I'm genuinely struggling to see how this source shows real world inefficacy. In my friends, all of them stopped taking GLP-1 drugs within 2 years because all of them lost the weight they wanted to.

Out of curiosity, what sources lead you to believe this?

> it's like the drug disulfiram

Have clinicians made this connection?

[1] https://jamanetwork.com/journals/jamanetworkopen/fullarticle...

It is not ineffective outside of clinical trials. All the evidence says that people gain some weight back after they discontinue treatment - which is not a lack of efficacy. But they also usually gain back less then they lost.

https://pmc.ncbi.nlm.nih.gov/articles/PMC12361690/

It's kind of two separate topics: 1. Whether patients can adhere to GLP1. 2. Whether discontinuation leads to weight regain.

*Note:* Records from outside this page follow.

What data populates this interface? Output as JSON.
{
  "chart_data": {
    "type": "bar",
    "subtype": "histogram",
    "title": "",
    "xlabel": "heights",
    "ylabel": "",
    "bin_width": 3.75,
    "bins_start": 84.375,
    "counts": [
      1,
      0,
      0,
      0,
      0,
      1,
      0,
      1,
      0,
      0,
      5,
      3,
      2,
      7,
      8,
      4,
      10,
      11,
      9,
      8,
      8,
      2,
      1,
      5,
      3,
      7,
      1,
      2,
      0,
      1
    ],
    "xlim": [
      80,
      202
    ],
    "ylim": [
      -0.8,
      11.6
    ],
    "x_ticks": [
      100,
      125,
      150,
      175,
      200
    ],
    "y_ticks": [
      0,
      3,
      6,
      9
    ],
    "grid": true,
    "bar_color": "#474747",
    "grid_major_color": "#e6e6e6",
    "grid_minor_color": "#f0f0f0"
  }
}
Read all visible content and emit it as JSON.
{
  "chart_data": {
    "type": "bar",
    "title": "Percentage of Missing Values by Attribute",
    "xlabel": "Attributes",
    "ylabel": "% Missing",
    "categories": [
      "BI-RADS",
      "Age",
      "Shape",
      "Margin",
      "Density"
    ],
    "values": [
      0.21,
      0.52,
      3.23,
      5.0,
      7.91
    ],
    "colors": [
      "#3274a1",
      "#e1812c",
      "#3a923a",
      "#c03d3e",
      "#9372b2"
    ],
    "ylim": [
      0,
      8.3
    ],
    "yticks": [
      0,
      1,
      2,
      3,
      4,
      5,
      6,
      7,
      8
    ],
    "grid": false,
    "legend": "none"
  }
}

Have you ever looked at leaflets attached to any medicine prescribed by doctors?

You mean the ones that are the result of experience through controlled clinical trials with statistical analyses and error bars, yep, sure. I guess I have a bit more faith in those leaflets and the testing regimes that generates them than the word of some gymbro or influencer who injected themselves and didn't immediately fall over dead.